Because of my inheritance, I feel that I know John better now than I ever knew his brother, my father, but I also think this sense of kinship is chimerical. What true meaning can there be in a thing that has actually lost its story? When the last wild tiger has vanished, what do you learn by running your finger along its impotent pillaged tooth?
Like William Henreysen in The Letters from Mexico, John sailed to a distant continent to protect the interests of his family and his world. Like William, John was fascinated by the strange culture he encountered, the doors of undreamt experience which seemed to be opening. Like William, John would not come home.

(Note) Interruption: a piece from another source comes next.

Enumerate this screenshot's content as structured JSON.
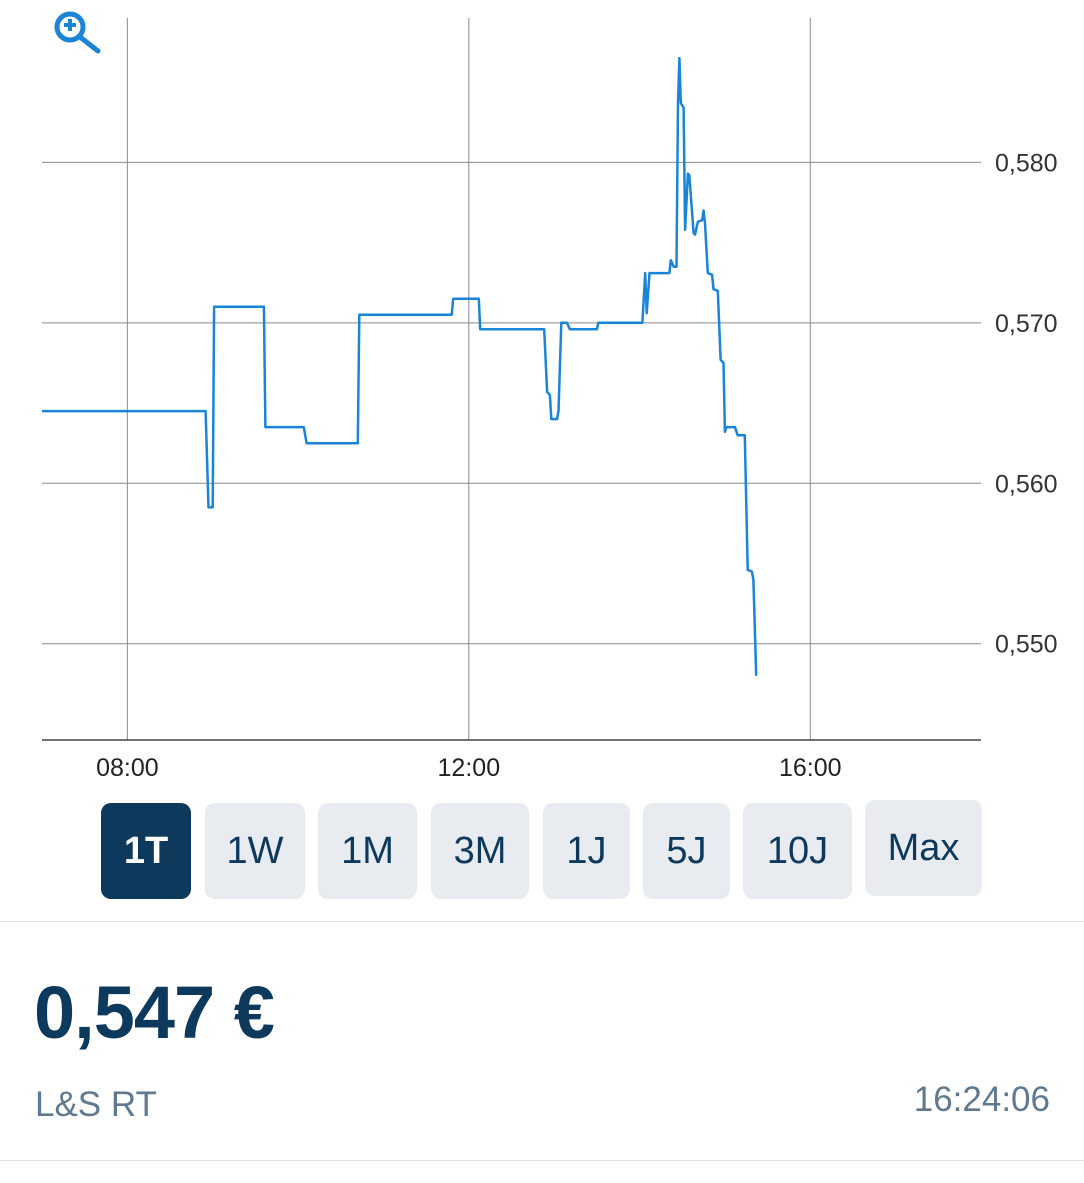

When he was in the second form at Chiswick County School for Boys in Burlington Lane, my uncle copied Housman's Epitaph for an Army of Mercenaries into his extract book.2 The word 'mercenaries' is rather misleading. Housman is believed to have written this for the English Expeditionary Force sent to Belgium in 1914, whom the Germans dismissively called 'mercenaries' because they were a volunteer force who fought 'for pay.' John might have been twelve when he copied this. Ten years later, he would be dead.
These, in the day when heaven was falling, The hour when earth's foundations fled, Followed their mercenary calling And took their wages and are dead. Their shoulders held the sky suspended; They stood, and earth's foundations stay; What God abandoned, these defended, And saved the sum of things for pay.
Cabinet of Curiosities by Domenico Remps (1620 - 1699) is owned by the Italian Ministry for Cultural Heritage and is on view in the Opificio delle Pietre Dure in Florence.
Epigraph for an Army of Mercenaries was published in AE Housman's Last Poems in 1922.